Let me set the tone for my explanation of why this article is one of my favorites by issuing a disclaimer. I am not, nor have I ever been, an advocate of exchange theory or its spinoffs (equity and investment theory) as applied to personal relationships. Indeed, the only reference to exchange theory in my own earlier articles was a brief statement disavowing its relevance for my work on friendship. Therefore, it was a bit disconcerting when, by the early 1980s, my friendship model was sometimes cited as an application of the exchange orientation. This was usually done with matter-of-fact acceptance and tacit approval, but in at least one case with definite disapproval. My friend and colleague Keith Davis took serious umbrage with the "exchange" implications of my emphasis on the rewardingness of friendship, noting that such an orientation contradicted my proposition that friendship involves the partners' mutual "personalized interest and concern." Steve Duck and others associated with the founding of the Journal of Social and Personal Relationships agreed with me that the identification of my model with exchange theory was misguided and invited me to write a (hopefully) clarifying article for the first issue.

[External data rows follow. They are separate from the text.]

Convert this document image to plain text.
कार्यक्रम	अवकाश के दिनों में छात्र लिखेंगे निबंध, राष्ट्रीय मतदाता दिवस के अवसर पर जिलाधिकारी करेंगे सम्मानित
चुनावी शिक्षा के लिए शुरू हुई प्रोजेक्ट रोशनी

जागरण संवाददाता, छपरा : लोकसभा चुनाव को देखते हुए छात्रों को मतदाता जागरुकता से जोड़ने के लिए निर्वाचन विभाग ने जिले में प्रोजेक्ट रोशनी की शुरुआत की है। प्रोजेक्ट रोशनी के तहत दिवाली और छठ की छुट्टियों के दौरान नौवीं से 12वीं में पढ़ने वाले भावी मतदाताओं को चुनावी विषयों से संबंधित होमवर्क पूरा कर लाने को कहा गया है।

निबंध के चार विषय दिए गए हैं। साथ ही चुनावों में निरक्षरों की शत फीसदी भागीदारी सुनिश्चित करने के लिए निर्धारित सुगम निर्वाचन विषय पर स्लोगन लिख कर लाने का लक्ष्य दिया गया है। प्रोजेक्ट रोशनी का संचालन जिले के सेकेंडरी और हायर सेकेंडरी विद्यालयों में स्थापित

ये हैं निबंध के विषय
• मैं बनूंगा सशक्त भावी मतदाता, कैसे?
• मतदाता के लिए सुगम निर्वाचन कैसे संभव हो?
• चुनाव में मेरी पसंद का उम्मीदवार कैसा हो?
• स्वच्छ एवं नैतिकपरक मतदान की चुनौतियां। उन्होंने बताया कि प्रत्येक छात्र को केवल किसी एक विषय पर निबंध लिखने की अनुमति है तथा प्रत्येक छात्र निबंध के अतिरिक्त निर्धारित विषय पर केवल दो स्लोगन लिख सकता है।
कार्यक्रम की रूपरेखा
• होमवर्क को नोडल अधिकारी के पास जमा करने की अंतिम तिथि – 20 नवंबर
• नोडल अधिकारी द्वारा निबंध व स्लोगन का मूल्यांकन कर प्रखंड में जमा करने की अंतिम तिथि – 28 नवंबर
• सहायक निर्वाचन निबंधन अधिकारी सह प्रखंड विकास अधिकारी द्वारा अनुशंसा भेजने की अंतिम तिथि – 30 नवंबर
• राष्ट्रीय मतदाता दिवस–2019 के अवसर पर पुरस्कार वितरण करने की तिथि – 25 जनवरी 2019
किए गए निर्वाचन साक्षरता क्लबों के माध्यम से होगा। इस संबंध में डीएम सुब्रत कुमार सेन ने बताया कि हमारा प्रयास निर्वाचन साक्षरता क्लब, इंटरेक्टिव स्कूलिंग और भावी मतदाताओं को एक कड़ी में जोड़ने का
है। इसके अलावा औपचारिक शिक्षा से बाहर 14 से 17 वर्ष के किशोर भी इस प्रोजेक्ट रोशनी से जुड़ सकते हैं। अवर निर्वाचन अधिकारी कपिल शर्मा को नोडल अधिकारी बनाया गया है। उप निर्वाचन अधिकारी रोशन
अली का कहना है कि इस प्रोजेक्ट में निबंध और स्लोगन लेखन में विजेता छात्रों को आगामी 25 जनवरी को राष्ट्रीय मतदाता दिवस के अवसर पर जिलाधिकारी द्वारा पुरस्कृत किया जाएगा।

This is, of course, not the place to launch a frontal attack on exchange theory nor to detail its lack of fit with my own model. The lack of fit is, in fact, what the favorite article under consideration is mostly about. Suffice it to say that there is only one broad and superficial similarity between exchange theory and my model of friendship: both acknowledge the importance of rewards or "benefits" in personal relationships. However, they differ markedly on their conceptions of what makes those rewards rewarding. And equally important, they are based on entirely different conceptions of what those rewards mean relationally and how they play out in ongoing relationships.
Was the article successful in doing its clarifying work? Well, at least partly. Keith Davis decided my model was okay, removing one source of Maintenance Difficulty from our ongoing friendship.